Media News - Thursday, January 21, 2010
New York Times to charge readers for online content
The New York Times, the so-called grey lady of US media, has become the biggest publisher yet to
set out plans for a paywall around its digital offering, abandoning the
once unshakeable orthodoxy that internet users will not pay for news.
Struggling with an evaporation of advertising and a downward drift in
street corner sales, the NYT – motto: "All the news that's fit to print"
– intends to introduce a "metered" model at the beginning of 2011.

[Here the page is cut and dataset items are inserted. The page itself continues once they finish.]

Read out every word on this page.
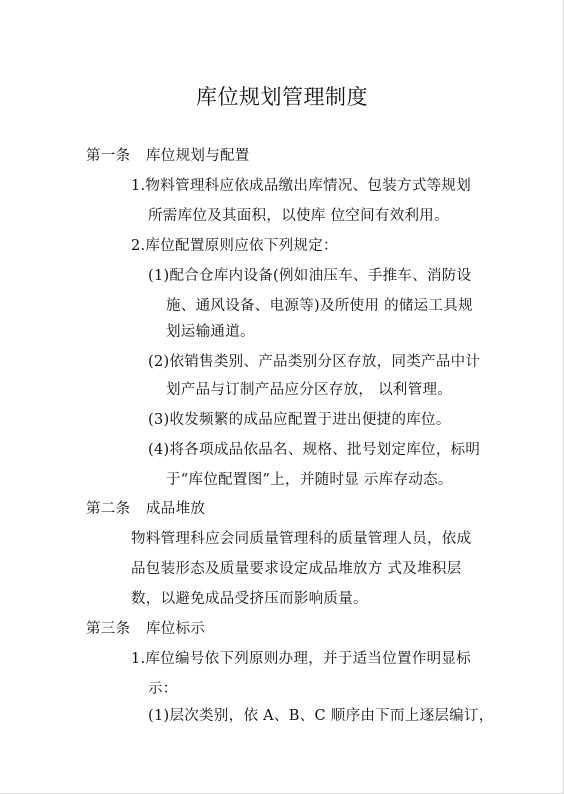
库位规划管理制度
第一条 库位规划与配置
1.物料管理科应依成品缴出库情况、包装方式等规划
所需库位及其面积，以使库 位空间有效利用。
2.库位配置原则应依下列规定：
(1)配合仓库内设备(例如油压车、手推车、消防设
施、通风设备、电源等)及所使用 的储运工具规
划运输通道。
(2)依销售类别、产品类别分区存放，同类产品中计
划产品与订制产品应分区存放， 以利管理。
(3)收发频繁的成品应配置于进出便捷的库位。
(4)将各项成品依品名、规格、批号划定库位，标明
于“库位配置图”上，并随时显 示库存动态。
第二条 成品堆放
物料管理科应会同质量管理科的质量管理人员，依成
品包装形态及质量要求设定成品堆放方 式及堆积层
数，以避免成品受挤压而影响质量。
第三条 库位标示
1.库位编号依下列原则办理，并于适当位置作明显标
示：
(1)层次类别，依 A、B、C 顺序由下而上逐层编订，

Readers will be required to pay when they have exceeded a set number of
its online articles per month. The decision puts the 159-year-old newspaper on the charging side of an increasingly wide chasm in the
media industry. Rupert Murdoch intends to erect similar paywalls around
the online offerings of his papers, which include the Times, the Sun and
the News of the World. For publishers, internet charges are a dilemma. Erecting a paywall means
that the number of readers seeing online promotions will fall
dramatically, which is likely to make newspaper websites less appealing
to advertisers. The NYT has had an unhappy history with online charging. It levied a
subscription service called TimesSelect for certain parts of its site
between 2005 and 2007 but some of its best known opinion columnists
objected on the grounds that many readers, particularly in developing
countries, would not be able to afford to see their output.